Story By: Mike Ingalsbee
Photos By: HighRev Photo & GetSOME Photo
Desert racing is always tough, that’s what makes it a challenge, but at the SCORE Baja 400, the punishment was at a whole new level. Many of the racers were competing to get a good starting position for the SCORE Baja 1000 (B1K) in November. Top finishers would start up front for the peninsula run that will travel all the way to La Paz. After the race started, the B1K was probably the farthest thing from their minds; the focus switched to survival. Some sections of the course that were run previously during the Baja 500 were chewed up bad. The silt was deep, and so were the ruts. Both were filled with loose rocks. When combined with the twisty trails, dust, challenging light conditions, and race day traffic, it’s a wonder anyone made it to the finish at all.
Experience, and diligent prerunning seemed to make a difference; except for Phil Blurton, but we’ll get to that in a bit. Those drivers who reached the finish line were visibly exhausted, their slurred speech, bloodshot eyes, and dirty faces told the story. It’s very obvious how racing in the States, and racing in Baja differ. Baja is exponentially more difficult, and SCORE makes no excuses for putting their racers through hell. In my opinion, it’s more true to the roots of the sport. It’s supposed to be rough. It’s supposed to break cars. It’s supposed to push the boundaries of human will. The Baja 400 did all of those.
It’s ironic that the focus of many was to start in the front at the B1K because most of the top finishers at the 400 came from the back of the pack. Turbo class winner Austin Weiland started 20th. Second place Phil Blurton went off the line 26th. Third place finisher Justin Lambert was 12th off the line. It was the same in the other classes too. No driver who started first ended up in the same position; not one. Are the racers’ priorities unfounded? We will have to see. The goal is to have clean air, but once the race starts it all goes out the window.
The turbo leaders on the road, Blurton, and Weiland had everyone else behind them, but were dusted out by Trophy Trucks, Class 1’s, 10 cars, and Trophy Truck Spec trucks. As the race was nearing the end, Weiland, with Blurton on his tail, caught and passed a Trophy Truck through Uruapan only to get stuck behind a class 1 car. Luckily for him, Blurton was playing follow the leader too. With all the dust, the setting sun in their eyes, and the narrow, twisty roads, it was nearly impossible to pass.

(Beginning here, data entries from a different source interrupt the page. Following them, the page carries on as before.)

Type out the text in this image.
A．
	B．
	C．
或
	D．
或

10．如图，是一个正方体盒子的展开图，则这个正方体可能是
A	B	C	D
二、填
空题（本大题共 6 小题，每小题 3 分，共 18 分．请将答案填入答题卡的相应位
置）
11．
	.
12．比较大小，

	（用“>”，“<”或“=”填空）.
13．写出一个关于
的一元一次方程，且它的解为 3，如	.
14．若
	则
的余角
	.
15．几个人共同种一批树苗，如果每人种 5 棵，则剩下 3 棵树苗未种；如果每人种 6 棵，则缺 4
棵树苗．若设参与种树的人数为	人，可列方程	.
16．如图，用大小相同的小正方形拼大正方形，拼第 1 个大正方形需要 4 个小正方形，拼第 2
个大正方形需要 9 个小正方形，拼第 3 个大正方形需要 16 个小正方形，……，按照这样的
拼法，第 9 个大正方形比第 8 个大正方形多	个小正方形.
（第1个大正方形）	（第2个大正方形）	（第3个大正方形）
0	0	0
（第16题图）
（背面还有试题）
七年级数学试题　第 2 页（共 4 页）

“We did a lot of prerunning before the race,” said Austin Weiland. “I figured out what sections would be a problem on race day, and found alternative lines around the bad spots. When I got to Uruapan it didn’t matter. There was one line through there. It was so dusty you couldn’t see. I almost had to stop several times because we were heading into the setting sun, and we couldn’t see through the dust. The notes would call out a deep rut, but coming over the blind rises we couldn’t see enough to stay out of them. We got sucked right into them anyways. My car is beat. After the win at Vegas to Reno we replaced the heims, and a couple other things but left the motor and transmission alone. Now it’s coming down to the bare frame before the thousand.”

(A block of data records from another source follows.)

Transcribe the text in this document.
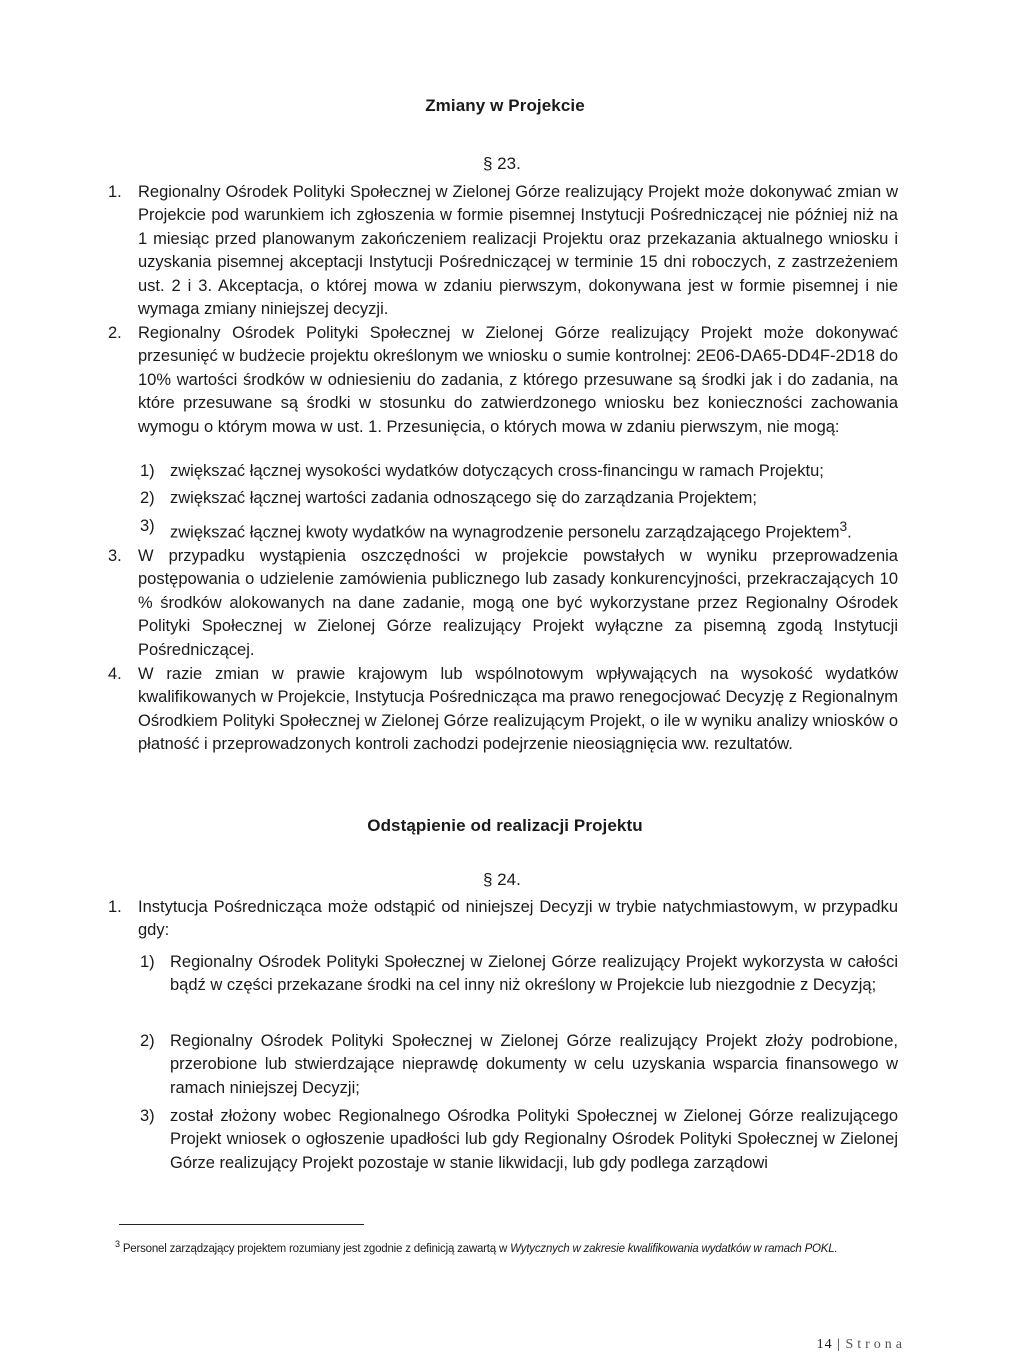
Zmiany w Projekcie
§ 23.
1. Regionalny Ośrodek Polityki Społecznej w Zielonej Górze realizujący Projekt może dokonywać zmian w Projekcie pod warunkiem ich zgłoszenia w formie pisemnej Instytucji Pośredniczącej nie później niż na 1 miesiąc przed planowanym zakończeniem realizacji Projektu oraz przekazania aktualnego wniosku i uzyskania pisemnej akceptacji Instytucji Pośredniczącej w terminie 15 dni roboczych, z zastrzeżeniem ust. 2 i 3. Akceptacja, o której mowa w zdaniu pierwszym, dokonywana jest w formie pisemnej i nie wymaga zmiany niniejszej decyzji.
2. Regionalny Ośrodek Polityki Społecznej w Zielonej Górze realizujący Projekt może dokonywać przesunięć w budżecie projektu określonym we wniosku o sumie kontrolnej: 2E06-DA65-DD4F-2D18 do 10% wartości środków w odniesieniu do zadania, z którego przesuwane są środki jak i do zadania, na które przesuwane są środki w stosunku do zatwierdzonego wniosku bez konieczności zachowania wymogu o którym mowa w ust. 1. Przesunięcia, o których mowa w zdaniu pierwszym, nie mogą:
1) zwiększać łącznej wysokości wydatków dotyczących cross-financingu w ramach Projektu;
2) zwiększać łącznej wartości zadania odnoszącego się do zarządzania Projektem;
3) zwiększać łącznej kwoty wydatków na wynagrodzenie personelu zarządzającego Projektem$^3$.
3. W przypadku wystąpienia oszczędności w projekcie powstałych w wyniku przeprowadzenia postępowania o udzielenie zamówienia publicznego lub zasady konkurencyjności, przekraczających 10 % środków alokowanych na dane zadanie, mogą one być wykorzystane przez Regionalny Ośrodek Polityki Społecznej w Zielonej Górze realizujący Projekt wyłączne za pisemną zgodą Instytucji Pośredniczącej.
4. W razie zmian w prawie krajowym lub wspólnotowym wpływających na wysokość wydatków kwalifikowanych w Projekcie, Instytucja Pośrednicząca ma prawo renegocjować Decyzję z Regionalnym Ośrodkiem Polityki Społecznej w Zielonej Górze realizującym Projekt, o ile w wyniku analizy wniosków o płatność i przeprowadzonych kontroli zachodzi podejrzenie nieosiągnięcia ww. rezultatów.
Odstąpienie od realizacji Projektu
§ 24.
1. Instytucja Pośrednicząca może odstąpić od niniejszej Decyzji w trybie natychmiastowym, w przypadku gdy:
1) Regionalny Ośrodek Polityki Społecznej w Zielonej Górze realizujący Projekt wykorzysta w całości bądź w części przekazane środki na cel inny niż określony w Projekcie lub niezgodnie z Decyzją;
2) Regionalny Ośrodek Polityki Społecznej w Zielonej Górze realizujący Projekt złoży podrobione, przerobione lub stwierdzające nieprawdę dokumenty w celu uzyskania wsparcia finansowego w ramach niniejszej Decyzji;
3) został złożony wobec Regionalnego Ośrodka Polityki Społecznej w Zielonej Górze realizującego Projekt wniosek o ogłoszenie upadłości lub gdy Regionalny Ośrodek Polityki Społecznej w Zielonej Górze realizujący Projekt pozostaje w stanie likwidacji, lub gdy podlega zarządowi
$^3$ Personel zarządzający projektem rozumiany jest zgodnie z definicją zawartą w Wytycznych w zakresie kwalifikowania wydatków w ramach POKL.
14 | Strona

Phil Blurton seemingly entered the race on a whim. He showed up the day before the start in a brand new car with zero test miles, and did no prerunning. Interestingly, he was one of only a very few that got no penalties. As mentioned before, he started way back in 26th, and somehow got through the entire field, the bottlenecks, and the countless pitfalls on the way. Blurton and Weiland were in a class by themselves, and the only two drivers to finish in 10 hours and change. Third place Justin Lambert crossed the line an hour after Weiland did. For Lambert it must have been a huge relief. The former champion who had a perfect season in 2016 has been struggling in Baja lately. It was a great boost having finished on the podium in such a demanding race.
Pro UTV NA winner Kaden Wells just missed the 10 hour mark; crossing the line in 11 hours, seven minutes. Pro UTV Open winner “El Chapo” Justin Elenburg also ran strong finishing after 11 hours and 30 minutes of racing. In fact, only the top 8 UTV’s that crossed the line, did so in less than 12 hours. The times alone tell you how difficult the race was. Several podium finishes were taken by survivors who managed to limp across the line after hours of struggling.

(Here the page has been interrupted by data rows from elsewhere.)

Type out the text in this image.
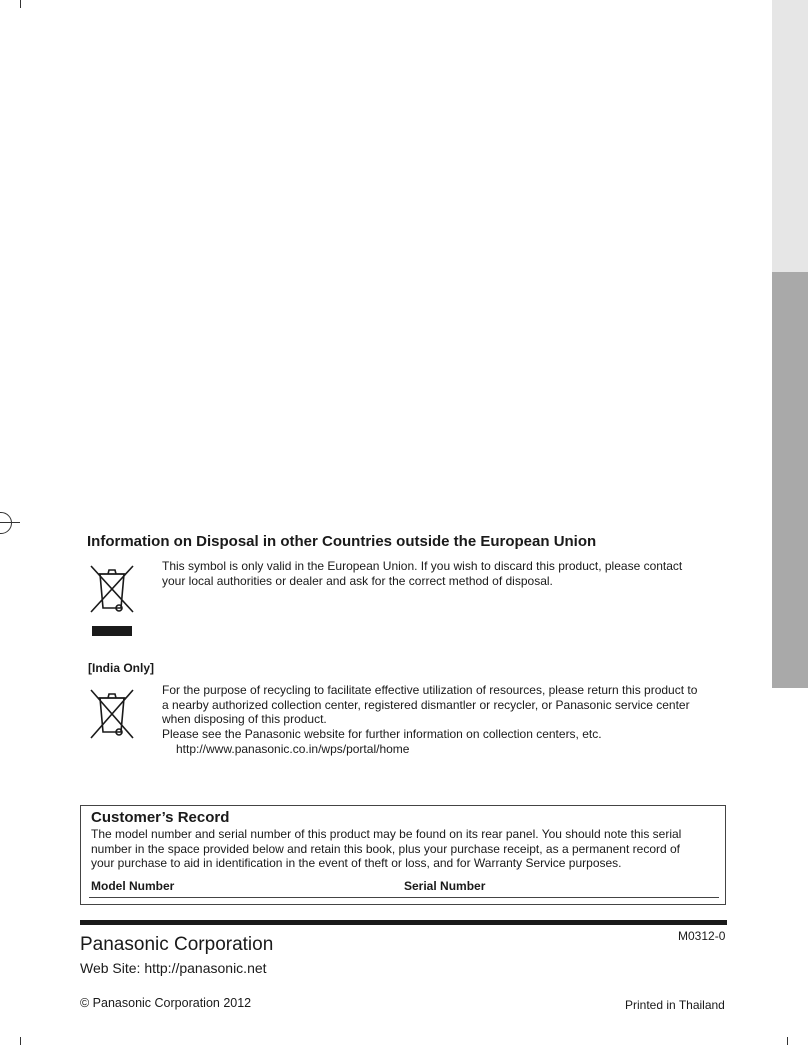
Information on Disposal in other Countries outside the European Union
This symbol is only valid in the European Union. If you wish to discard this product, please contact
your local authorities or dealer and ask for the correct method of disposal.
[India Only]
For the purpose of recycling to facilitate effective utilization of resources, please return this product to
a nearby authorized collection center, registered dismantler or recycler, or Panasonic service center
when disposing of this product.
Please see the Panasonic website for further information on collection centers, etc.
http://www.panasonic.co.in/wps/portal/home
Customer’s Record
The model number and serial number of this product may be found on its rear panel. You should note this serial
number in the space provided below and retain this book, plus your purchase receipt, as a permanent record of
your purchase to aid in identification in the event of theft or loss, and for Warranty Service purposes.
Model Number	Serial Number
Panasonic Corporation	M0312-0
Web Site: http://panasonic.net
© Panasonic Corporation 2012	Printed in Thailand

Kristen Matlock who finishes regularly on the podium finished third in Pro UTV NA, but it wasn’t her typical race. Her crew busted their tails all day to fix a slew of issues during the race. Kristen was impressed with how well they did in adversity compared to their characteristically clockwork performances. If it was this tough on the professional teams, how did the sportsman UTV racers do? Both competitors qualify for the long haul award as winner Chad Gould hails from Kelowna, BC, and runner up Dave Miller is from Miami Beach, FLA. Gould crossed the line in 15:38:00.497. Miller was almost three hours behind with a time of 18:25:48.231. Can you imagine driving home after that?
What was supposed to be a qualifier for many competitors turned out to be an extremely tough ordeal just to finish. Everyone who made it to the checkered flag earned every mile. Although they were beat up, dirty, and in many cases limping along, they all had ear to ear grins, and a sense of accomplishment that many will never experience. Now they can think about the Baja 1000, but what they overcame at the Baja 400 won’t be forgotten for a very long time.